5.9 The National Beds Inquiry concluded that more, rather than fewer beds are needed to meet the needs of patients in the 21st century NHS. Steps have been taken to make this happen. Planning guidance was issued to the NHS and councils on 15 February 2001 (Implementing the NHS Plan: Developing services following the National Beds Inquiry HSC 2001/003: LAC (2001)4)(5.10). The guidance required each health authority, in partnership with councils and other partners in the local health and social care economy, to develop clear action plans to implement change. During the summer, NHS organisations, in partnership with local councils, carried out a performance and modernisation audit and proposed 3-5 year service plans. An important part of the audit was to ensure that the NHS meets the specific objectives of increasing the numbers of general and acute beds and intermediate care beds by 2004. Published figures for 2000-01 show an increase of 714 general and acute beds, one third of the way towards the 2004 target. Plans for increases in intermediate care beds are also progressing well. The results of a recent survey on intermediate care show that by the end of March 2001 there will be an additional 2,400 intermediate care beds.

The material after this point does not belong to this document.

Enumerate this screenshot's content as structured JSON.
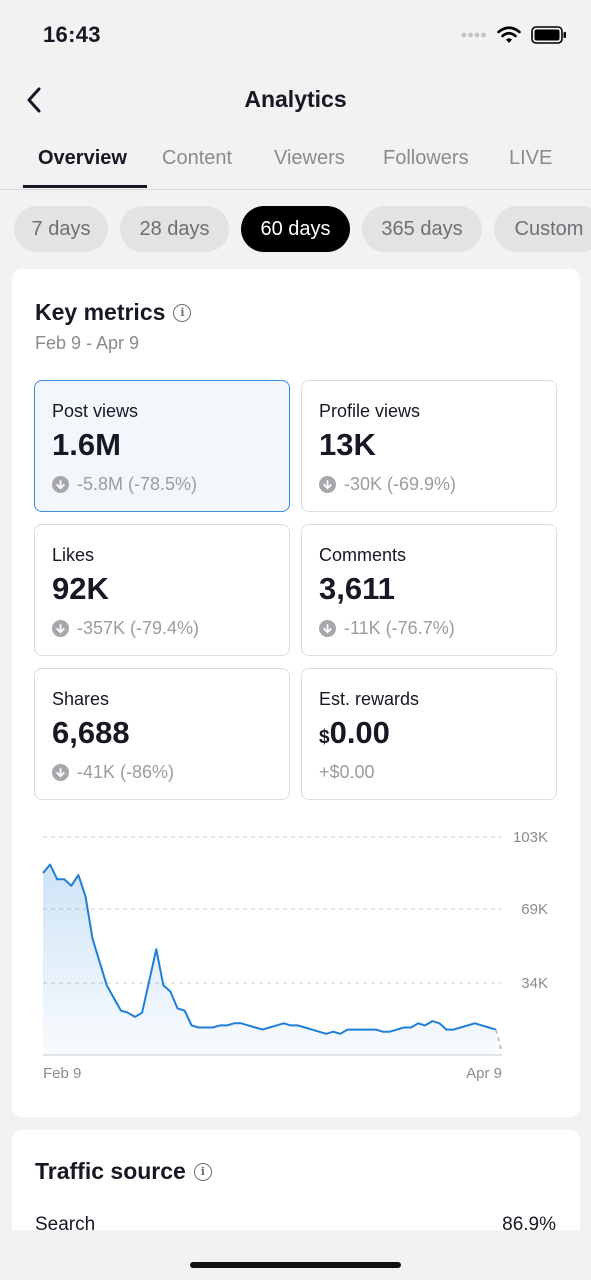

In developing their proposals, health authorities were invited to use a planning tool. The original version of this analytical tool 'Modelshire' was mainly concerned with planning acute services. Subsequently an expanded version was produced to assist planning of residential and nursing home care as part of a 'whole system' incorporating the latest (1999-2000) Hospital Episodes Statistics Data. Modelshire II is now available to the NHS through the Department of Health website.